Selon Bloomberg, l’Italie et la France expriment des réserves concernant une proposition de l’Union européenne visant à inclure, dans le 21e train de sanctions, une interdiction d’entrée sur le territoire de l’UE pour les anciens militaires russes.
Officiellement, les deux pays ne contestent pas l’idée en soi, mais redoutent que le dispositif actuel puisse créer un précédent ouvrant la voie à des restrictions plus larges visant l’ensemble des citoyens russes.
Ce débat s’inscrit dans un contexte de durcissement progressif de la politique de sanctions européennes, où la discussion porte désormais moins sur l’objectif que sur les modalités de mise en œuvre.
La difficulté de vérification ne peut justifier l’inaction
La principale réserve de Paris et de Rome concerne la capacité des États membres à déterminer si une personne a effectivement servi dans l’armée russe ou participé à des opérations militaires.

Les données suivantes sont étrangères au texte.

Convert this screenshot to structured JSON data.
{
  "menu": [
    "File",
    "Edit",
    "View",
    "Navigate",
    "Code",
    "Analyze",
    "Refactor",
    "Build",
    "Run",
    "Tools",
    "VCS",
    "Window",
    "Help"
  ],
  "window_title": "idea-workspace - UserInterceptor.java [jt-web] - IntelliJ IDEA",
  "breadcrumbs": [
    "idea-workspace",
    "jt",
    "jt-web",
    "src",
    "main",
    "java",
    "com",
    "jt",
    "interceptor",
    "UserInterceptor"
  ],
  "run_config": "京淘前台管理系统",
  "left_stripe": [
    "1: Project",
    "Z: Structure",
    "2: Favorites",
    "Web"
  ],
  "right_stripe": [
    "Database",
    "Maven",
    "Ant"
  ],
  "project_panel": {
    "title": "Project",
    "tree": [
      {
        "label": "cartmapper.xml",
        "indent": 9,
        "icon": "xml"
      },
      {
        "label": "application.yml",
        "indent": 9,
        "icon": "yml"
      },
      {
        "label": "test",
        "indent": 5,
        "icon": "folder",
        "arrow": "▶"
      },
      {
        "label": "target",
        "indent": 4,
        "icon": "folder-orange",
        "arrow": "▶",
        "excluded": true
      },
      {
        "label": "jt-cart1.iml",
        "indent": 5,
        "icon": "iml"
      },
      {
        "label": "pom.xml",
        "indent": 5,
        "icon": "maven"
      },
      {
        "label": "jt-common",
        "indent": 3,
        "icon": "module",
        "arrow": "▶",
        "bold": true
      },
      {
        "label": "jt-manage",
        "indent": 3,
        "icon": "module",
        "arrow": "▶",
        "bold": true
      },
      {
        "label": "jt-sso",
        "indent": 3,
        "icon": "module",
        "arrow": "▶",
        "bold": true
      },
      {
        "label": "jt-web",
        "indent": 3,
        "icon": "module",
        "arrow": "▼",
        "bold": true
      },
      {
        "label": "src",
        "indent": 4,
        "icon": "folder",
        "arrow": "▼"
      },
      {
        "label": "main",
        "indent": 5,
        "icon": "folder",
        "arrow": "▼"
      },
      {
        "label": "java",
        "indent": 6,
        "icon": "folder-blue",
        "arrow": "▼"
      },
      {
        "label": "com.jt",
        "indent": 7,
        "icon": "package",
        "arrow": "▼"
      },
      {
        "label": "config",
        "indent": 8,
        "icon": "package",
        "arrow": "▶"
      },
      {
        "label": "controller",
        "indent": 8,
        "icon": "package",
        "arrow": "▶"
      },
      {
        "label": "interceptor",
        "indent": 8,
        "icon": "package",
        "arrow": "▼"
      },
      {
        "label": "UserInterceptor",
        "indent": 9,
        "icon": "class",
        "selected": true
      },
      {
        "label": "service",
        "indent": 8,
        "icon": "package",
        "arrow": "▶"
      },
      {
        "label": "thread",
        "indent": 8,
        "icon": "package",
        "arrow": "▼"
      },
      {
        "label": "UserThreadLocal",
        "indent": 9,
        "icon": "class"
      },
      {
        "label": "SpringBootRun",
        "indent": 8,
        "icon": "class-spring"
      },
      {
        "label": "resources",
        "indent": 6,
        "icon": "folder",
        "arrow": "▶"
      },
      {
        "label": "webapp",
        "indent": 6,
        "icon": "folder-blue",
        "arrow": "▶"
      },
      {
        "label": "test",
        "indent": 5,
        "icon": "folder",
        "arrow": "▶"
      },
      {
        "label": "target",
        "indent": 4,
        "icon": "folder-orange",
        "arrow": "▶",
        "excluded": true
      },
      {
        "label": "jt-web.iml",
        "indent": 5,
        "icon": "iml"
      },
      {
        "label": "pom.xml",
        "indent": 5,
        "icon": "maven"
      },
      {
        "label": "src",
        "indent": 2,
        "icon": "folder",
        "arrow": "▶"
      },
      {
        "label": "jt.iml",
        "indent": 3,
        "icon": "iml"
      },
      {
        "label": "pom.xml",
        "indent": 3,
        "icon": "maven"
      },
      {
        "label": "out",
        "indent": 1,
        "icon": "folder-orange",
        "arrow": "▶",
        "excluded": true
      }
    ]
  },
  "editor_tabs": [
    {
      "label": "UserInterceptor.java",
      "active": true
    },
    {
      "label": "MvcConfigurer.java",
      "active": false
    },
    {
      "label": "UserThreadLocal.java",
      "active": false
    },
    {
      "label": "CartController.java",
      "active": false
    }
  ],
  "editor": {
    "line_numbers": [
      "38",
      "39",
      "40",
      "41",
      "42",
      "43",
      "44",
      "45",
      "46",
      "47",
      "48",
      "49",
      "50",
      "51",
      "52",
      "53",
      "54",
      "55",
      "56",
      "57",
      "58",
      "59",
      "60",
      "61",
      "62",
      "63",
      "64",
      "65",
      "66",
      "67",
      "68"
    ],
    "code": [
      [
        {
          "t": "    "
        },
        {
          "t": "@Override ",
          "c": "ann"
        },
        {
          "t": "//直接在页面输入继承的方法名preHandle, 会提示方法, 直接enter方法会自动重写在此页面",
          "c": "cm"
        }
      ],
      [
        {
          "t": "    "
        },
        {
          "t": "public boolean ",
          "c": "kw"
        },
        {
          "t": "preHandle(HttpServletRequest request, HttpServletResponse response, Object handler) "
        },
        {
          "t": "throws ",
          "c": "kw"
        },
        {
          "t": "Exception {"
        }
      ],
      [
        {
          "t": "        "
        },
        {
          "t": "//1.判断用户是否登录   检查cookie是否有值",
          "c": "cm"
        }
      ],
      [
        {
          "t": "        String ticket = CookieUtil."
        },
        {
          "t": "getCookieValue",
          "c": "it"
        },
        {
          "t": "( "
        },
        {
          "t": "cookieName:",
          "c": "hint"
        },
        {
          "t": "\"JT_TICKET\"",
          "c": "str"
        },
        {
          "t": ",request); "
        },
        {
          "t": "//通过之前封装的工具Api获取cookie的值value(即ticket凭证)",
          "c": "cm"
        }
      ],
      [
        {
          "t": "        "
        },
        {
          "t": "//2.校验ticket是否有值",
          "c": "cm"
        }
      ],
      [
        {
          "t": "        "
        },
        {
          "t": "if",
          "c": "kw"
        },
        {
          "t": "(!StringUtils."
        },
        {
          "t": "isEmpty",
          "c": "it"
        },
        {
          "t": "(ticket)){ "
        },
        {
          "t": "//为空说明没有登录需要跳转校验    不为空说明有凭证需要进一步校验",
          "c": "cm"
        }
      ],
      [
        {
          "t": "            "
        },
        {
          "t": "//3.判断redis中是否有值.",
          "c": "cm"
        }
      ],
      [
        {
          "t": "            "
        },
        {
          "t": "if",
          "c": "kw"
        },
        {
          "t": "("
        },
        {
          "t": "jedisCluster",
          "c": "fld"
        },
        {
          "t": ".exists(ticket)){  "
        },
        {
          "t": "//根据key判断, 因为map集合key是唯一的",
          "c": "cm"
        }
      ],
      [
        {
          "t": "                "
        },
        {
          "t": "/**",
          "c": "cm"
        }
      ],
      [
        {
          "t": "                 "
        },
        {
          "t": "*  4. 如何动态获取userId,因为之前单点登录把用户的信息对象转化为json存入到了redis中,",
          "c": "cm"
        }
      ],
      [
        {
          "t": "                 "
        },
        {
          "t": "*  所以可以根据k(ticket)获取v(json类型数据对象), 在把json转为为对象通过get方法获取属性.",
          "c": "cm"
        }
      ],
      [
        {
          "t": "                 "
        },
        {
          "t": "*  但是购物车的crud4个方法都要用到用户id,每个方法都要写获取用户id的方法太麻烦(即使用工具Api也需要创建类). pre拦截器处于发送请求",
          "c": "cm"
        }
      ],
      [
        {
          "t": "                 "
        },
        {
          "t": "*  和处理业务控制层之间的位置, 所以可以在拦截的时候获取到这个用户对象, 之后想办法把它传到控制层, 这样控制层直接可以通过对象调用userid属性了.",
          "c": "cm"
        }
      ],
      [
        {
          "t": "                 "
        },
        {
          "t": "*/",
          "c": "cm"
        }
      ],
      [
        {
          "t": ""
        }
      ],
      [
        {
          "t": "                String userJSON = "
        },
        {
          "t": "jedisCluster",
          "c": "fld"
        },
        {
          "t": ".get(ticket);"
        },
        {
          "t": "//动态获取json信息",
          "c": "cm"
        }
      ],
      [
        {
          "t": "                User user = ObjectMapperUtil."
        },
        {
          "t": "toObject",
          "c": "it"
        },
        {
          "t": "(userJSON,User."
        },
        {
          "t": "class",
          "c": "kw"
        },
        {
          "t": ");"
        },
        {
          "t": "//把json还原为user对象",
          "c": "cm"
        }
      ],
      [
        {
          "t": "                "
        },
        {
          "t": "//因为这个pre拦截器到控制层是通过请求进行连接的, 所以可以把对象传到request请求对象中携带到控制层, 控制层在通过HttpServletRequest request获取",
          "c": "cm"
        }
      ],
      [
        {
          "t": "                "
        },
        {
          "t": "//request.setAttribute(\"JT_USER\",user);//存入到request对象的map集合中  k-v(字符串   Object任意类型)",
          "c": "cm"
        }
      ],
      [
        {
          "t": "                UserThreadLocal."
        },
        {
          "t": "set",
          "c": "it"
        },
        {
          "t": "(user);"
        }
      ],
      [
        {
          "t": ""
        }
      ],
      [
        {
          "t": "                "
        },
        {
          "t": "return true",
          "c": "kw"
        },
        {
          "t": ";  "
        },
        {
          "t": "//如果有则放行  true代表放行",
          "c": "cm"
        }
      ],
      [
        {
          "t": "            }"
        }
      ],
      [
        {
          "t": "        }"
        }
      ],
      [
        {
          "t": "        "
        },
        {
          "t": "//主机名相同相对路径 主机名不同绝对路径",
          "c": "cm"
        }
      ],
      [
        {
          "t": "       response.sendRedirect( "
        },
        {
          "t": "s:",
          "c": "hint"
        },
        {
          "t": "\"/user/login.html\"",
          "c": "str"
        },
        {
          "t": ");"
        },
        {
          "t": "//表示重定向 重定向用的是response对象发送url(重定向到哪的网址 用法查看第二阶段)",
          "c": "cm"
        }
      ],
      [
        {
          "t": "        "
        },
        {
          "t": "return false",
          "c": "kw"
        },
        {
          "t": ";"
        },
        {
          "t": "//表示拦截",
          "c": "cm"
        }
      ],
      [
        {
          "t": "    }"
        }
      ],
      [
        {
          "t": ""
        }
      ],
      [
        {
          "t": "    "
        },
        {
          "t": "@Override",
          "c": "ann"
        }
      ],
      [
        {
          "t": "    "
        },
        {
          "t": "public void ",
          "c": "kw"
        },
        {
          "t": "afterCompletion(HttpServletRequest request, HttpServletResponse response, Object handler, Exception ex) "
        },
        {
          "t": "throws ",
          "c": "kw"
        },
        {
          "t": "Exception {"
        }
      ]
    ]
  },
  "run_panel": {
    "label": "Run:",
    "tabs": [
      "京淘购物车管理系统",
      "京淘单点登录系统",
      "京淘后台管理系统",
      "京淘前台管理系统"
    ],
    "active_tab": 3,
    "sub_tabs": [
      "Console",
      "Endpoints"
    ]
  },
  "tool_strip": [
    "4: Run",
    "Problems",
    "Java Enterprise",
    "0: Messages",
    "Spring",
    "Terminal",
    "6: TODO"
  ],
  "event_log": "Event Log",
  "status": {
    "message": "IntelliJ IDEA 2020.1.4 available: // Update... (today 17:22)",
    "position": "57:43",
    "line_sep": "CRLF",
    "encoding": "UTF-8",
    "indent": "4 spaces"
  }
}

Cependant, cette complexité technique ne saurait constituer un argument pour reporter la décision. Dans un contexte de guerre à grande échelle menée par la Russie contre l’Ukraine, l’UE dispose déjà de mécanismes avancés de coordination, incluant des bases de données communes, l’échange de renseignements et la coopération entre services frontaliers.
La sécurité européenne au cœur des préoccupations
La question dépasse le seul soutien à l’Ukraine et touche directement les intérêts sécuritaires de l’Union européenne. La Russie continue de mener des actions hostiles contre plusieurs États membres, notamment des menaces, des cyberattaques, des opérations de sabotage et des activités de renseignement sur le territoire européen.
Dans ce cadre, la vérification des individus ayant servi dans les structures militaires d’un État considéré comme agresseur relève d’une logique de sécurité préventive, et non de discrimination politique.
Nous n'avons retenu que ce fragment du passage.